Tucson Church Raises Funds to Pay Medical Debt for Approximately 1,700 Local Households | Local News

The New York-based nonprofit, founded in 2014, buys wads of uncollected medical debt for pennies — sometimes fractions of pennies — on the dollar and then wipes them off. Debtors receive letters telling them that their obligations have been cancelled.

The organization has been featured in The New York Times and USA Today and on “PBS NewsHour” and “Last Week Tonight With John Oliver.” Hendrickson said it has become a popular outlet for charitable giving from churches nationwide, although St. Philip’s has vetted the organization carefully before soliciting its services.

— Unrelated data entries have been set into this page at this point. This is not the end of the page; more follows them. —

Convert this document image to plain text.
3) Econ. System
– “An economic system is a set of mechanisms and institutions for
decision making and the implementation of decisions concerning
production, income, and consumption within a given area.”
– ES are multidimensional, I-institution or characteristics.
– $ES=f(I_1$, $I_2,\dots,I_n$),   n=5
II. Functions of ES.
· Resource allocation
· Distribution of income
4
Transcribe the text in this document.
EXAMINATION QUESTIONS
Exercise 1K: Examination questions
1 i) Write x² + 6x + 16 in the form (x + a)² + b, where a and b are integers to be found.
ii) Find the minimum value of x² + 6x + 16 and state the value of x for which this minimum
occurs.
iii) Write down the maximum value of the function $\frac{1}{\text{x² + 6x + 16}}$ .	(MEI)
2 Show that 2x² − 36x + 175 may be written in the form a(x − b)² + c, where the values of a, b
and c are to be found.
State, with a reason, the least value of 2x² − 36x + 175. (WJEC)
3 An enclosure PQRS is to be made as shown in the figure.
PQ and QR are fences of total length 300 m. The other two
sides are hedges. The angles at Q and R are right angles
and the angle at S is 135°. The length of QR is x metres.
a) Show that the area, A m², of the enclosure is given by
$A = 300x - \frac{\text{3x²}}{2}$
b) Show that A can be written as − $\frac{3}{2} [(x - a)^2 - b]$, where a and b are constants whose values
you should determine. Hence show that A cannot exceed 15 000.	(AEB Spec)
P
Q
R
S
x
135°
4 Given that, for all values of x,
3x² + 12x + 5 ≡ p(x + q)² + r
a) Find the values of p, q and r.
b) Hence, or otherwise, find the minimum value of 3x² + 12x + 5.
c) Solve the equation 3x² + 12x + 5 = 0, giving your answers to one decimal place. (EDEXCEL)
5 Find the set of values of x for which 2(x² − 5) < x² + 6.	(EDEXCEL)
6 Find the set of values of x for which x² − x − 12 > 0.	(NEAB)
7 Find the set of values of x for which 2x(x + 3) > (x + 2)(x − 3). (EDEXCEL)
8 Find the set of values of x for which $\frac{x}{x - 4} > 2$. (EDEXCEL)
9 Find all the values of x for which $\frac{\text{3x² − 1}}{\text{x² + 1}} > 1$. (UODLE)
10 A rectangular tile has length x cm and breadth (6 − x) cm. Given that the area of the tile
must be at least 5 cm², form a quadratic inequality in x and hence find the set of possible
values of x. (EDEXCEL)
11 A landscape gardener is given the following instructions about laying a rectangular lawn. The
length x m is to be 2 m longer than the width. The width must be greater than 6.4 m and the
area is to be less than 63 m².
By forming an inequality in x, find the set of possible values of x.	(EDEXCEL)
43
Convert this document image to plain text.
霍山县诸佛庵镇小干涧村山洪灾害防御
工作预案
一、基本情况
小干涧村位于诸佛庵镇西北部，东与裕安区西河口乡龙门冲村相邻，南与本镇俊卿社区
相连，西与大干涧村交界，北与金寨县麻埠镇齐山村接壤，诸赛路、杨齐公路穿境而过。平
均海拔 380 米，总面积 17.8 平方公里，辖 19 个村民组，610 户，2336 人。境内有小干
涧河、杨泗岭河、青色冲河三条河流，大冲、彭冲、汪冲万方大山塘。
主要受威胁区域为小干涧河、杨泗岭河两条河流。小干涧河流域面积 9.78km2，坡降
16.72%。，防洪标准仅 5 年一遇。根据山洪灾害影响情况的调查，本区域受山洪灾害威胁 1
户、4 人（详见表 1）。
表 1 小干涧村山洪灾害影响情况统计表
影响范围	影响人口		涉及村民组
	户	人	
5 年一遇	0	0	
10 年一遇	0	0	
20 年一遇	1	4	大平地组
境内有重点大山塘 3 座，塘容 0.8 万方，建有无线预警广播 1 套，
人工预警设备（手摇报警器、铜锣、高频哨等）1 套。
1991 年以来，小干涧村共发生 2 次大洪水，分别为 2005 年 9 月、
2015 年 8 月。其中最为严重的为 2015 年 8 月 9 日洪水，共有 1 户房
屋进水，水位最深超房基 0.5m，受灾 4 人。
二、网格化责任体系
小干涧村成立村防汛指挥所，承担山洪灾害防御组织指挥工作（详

For one thing, it’s hard to beat the return on investment: Every dollar raised can pay off $100 in medical debt.

“What we’re really doing is taking the backs off people who owe money,” Hendrickson said.

Relief from such crippling debt can free up a family to save money for a rainy day, or to fund a child’s college, buy a new car to get to work, or fix enough credit to one day buy a house.

Hendrickson said he’d like to find a way to do so much good without giving money to “debt collection middlemen,” but that’s just the way things work right now.

“The system is flawed and no one is smart enough to say they have the perfect solution. I certainly am not,” he said.

The church launched the fundraising campaign on January 25 and achieved its goals in just over two months, despite the closure of in-person worship services from March 15.